Supervision is most valuable when it encourages reflection, self-awareness, and professional growth. The following questions are designed for licensed therapists supervising pre-licensed clinicians. They can be used to guide conversation, stimulate case reflection, and deepen the supervisee’s understanding of their clinical work, personal reactions, and emerging professional identity.
1. Exploring the Clinical Work
- Which client or session has been on your mind the most this week, and why?
- What do you notice happens inside you when a session feels stuck?
- How do you decide which interventions to use in the moment?
- When do you feel most confident in session—and least confident?
- If you could replay one moment from a recent session, what might you do differently and why?
- How do you track progress with your clients? What tells you therapy is working?
- Which clients are easiest for you to connect with? Which are hardest—and what might that reveal?
- What assumptions do you think you brought into your work with this client?
- What emotions do your clients tend to evoke in you?
- How do you manage boundaries when you feel deeply invested in a client’s growth?
2. Self-Awareness and Countertransference
- What parts of your own story get activated in your work lately?
- How do you know when your own emotional reactions are helping the work—and when they’re getting in the way?
- What patterns do you notice in the types of clients or dynamics that are hardest for you?
- When do you find yourself wanting to “rescue” or “fix” a client?
- What defenses show up for you as a therapist when you feel unsure?
- If your supervisor could observe one of your sessions, what would you hope they see about you—and what would you worry they see?
3. Caseload and Clinical Management
- How are you prioritizing your time across your caseload?
- What kinds of clients or cases feel most draining lately? Most energizing?
- If you could restructure your caseload, what would it look like?
- What indicators do you use to decide when to refer, consult, or seek extra support?
- What systems help you stay organized, and where do you still feel overwhelmed?

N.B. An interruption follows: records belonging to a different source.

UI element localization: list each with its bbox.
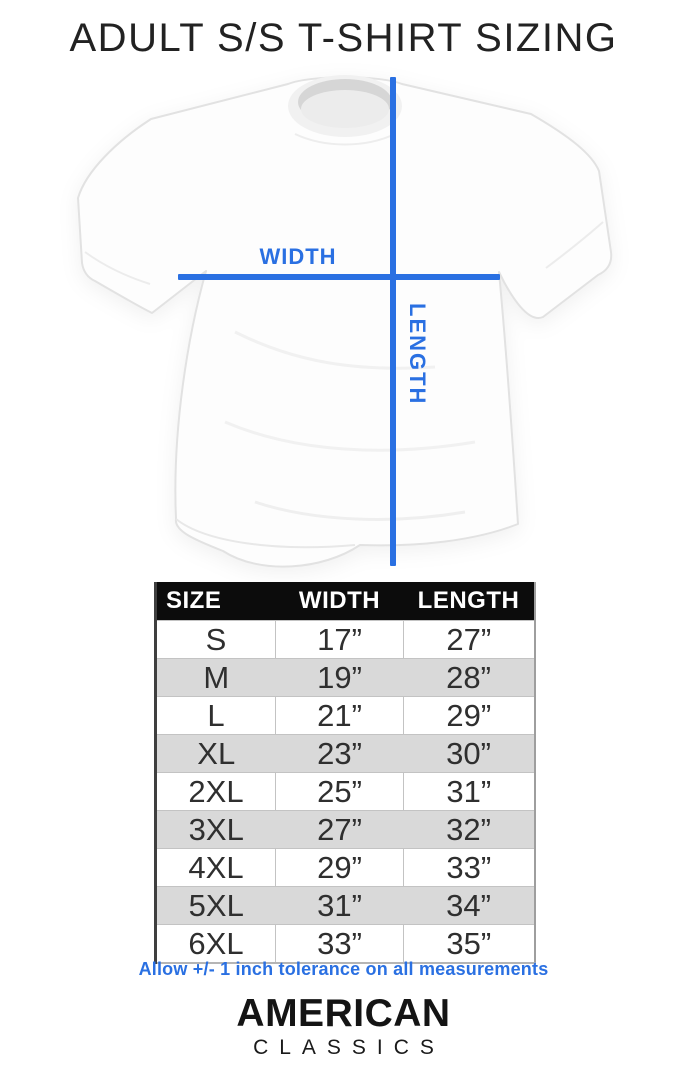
cell-size: 4XL (155, 848, 276, 887)
width-measure-line (178, 274, 500, 280)
cell-length: 33” (403, 848, 535, 887)
cell-length: 31” (403, 772, 535, 811)
cell-length: 29” (403, 696, 535, 735)
table-row: XL 23” 30” (155, 734, 535, 773)
size-table-header: SIZE WIDTH LENGTH (155, 582, 535, 621)
cell-width: 19” (275, 658, 404, 697)
tshirt-image (77, 75, 613, 568)
cell-length: 32” (403, 810, 535, 849)
tshirt-figure: WIDTH LENGTH (55, 72, 630, 577)
table-row: 2XL 25” 31” (155, 772, 535, 811)
cell-length: 35” (403, 924, 535, 964)
cell-width: 17” (275, 620, 404, 659)
tolerance-note: Allow +/- 1 inch tolerance on all measur… (138, 959, 549, 979)
table-row: M 19” 28” (155, 658, 535, 697)
table-row: 6XL 33” 35” (155, 924, 535, 964)
length-measure-line (390, 77, 396, 566)
cell-size: L (155, 696, 276, 735)
header-length: LENGTH (403, 582, 535, 621)
cell-size: 2XL (155, 772, 276, 811)
cell-size: 6XL (155, 924, 276, 964)
header-width: WIDTH (275, 582, 404, 621)
cell-size: S (155, 620, 276, 659)
cell-width: 33” (275, 924, 404, 964)
brand-line1: AMERICAN (236, 992, 451, 1035)
cell-size: XL (155, 734, 276, 773)
table-row: 4XL 29” 33” (155, 848, 535, 887)
cell-width: 23” (275, 734, 404, 773)
cell-size: 3XL (155, 810, 276, 849)
cell-width: 27” (275, 810, 404, 849)
size-table: SIZE WIDTH LENGTH S 17” 27” M 19” 28” L 21” 29” X… (154, 582, 536, 964)
cell-length: 27” (403, 620, 535, 659)
table-row: 3XL 27” 32” (155, 810, 535, 849)
table-row: S 17” 27” (155, 620, 535, 659)
cell-size: 5XL (155, 886, 276, 925)
table-row: L 21” 29” (155, 696, 535, 735)
cell-size: M (155, 658, 276, 697)
cell-width: 31” (275, 886, 404, 925)
brand-line2: CLASSICS (253, 1036, 445, 1059)
page-title: ADULT S/S T-SHIRT SIZING (69, 16, 618, 60)
brand-logo: AMERICAN CLASSICS (0, 994, 687, 1060)
header-size: SIZE (155, 582, 276, 621)
cell-width: 21” (275, 696, 404, 735)
cell-width: 25” (275, 772, 404, 811)
cell-length: 34” (403, 886, 535, 925)
width-label: WIDTH (259, 244, 337, 269)
cell-length: 28” (403, 658, 535, 697)
length-label: LENGTH (405, 303, 430, 406)
cell-width: 29” (275, 848, 404, 887)
size-table-body: S 17” 27” M 19” 28” L 21” 29” XL 23” 30” 2XL 25” 31” 3X… (155, 620, 535, 964)
cell-length: 30” (403, 734, 535, 773)
table-row: 5XL 31” 34” (155, 886, 535, 925)
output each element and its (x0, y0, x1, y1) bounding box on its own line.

- How do you balance productivity or documentation demands with clinical presence?
4. Conceptualization and Theory Integration
- How would you describe this client through your chosen theoretical lens?
- What theory or model do you find yourself actually using in session—even unintentionally?
- Where does your personal philosophy of change align (or conflict) with your theoretical orientation?
- How might another theoretical model understand this case differently?
- What patterns do you see across your caseload that you might not have noticed before?
5. Professional Identity and Growth
- What kind of therapist do you hope to become—and how close do you feel to that vision today?
- What values guide your work when you’re under pressure?
- How do you define your role as a clinician in clients’ lives?
- What aspects of this profession feel most congruent with who you are?
- How has your view of therapy changed since you started seeing clients?
- What are you learning about your capacity for empathy, frustration, or hope?
- When do you feel most like a “real therapist”—and when do you feel like an imposter?
6. Ethics, Power, and Responsibility
- What ethical situations have you felt unsure about recently?
- How do you decide what’s best when values or obligations seem to conflict?
- In what ways do you think power shows up between you and your clients?
- What does cultural humility mean to you in practice?
- How do you balance self-disclosure with maintaining professional boundaries?
7. Supervision Process and Feedback
- What kind of feedback is most helpful for you?
- What would make supervision feel more valuable or relevant this month?
- What are you hoping to understand about yourself as a therapist through supervision?
- Where do you need more structure, and where do you need more autonomy?
- If I were your client, what feedback would you give me as your supervisor?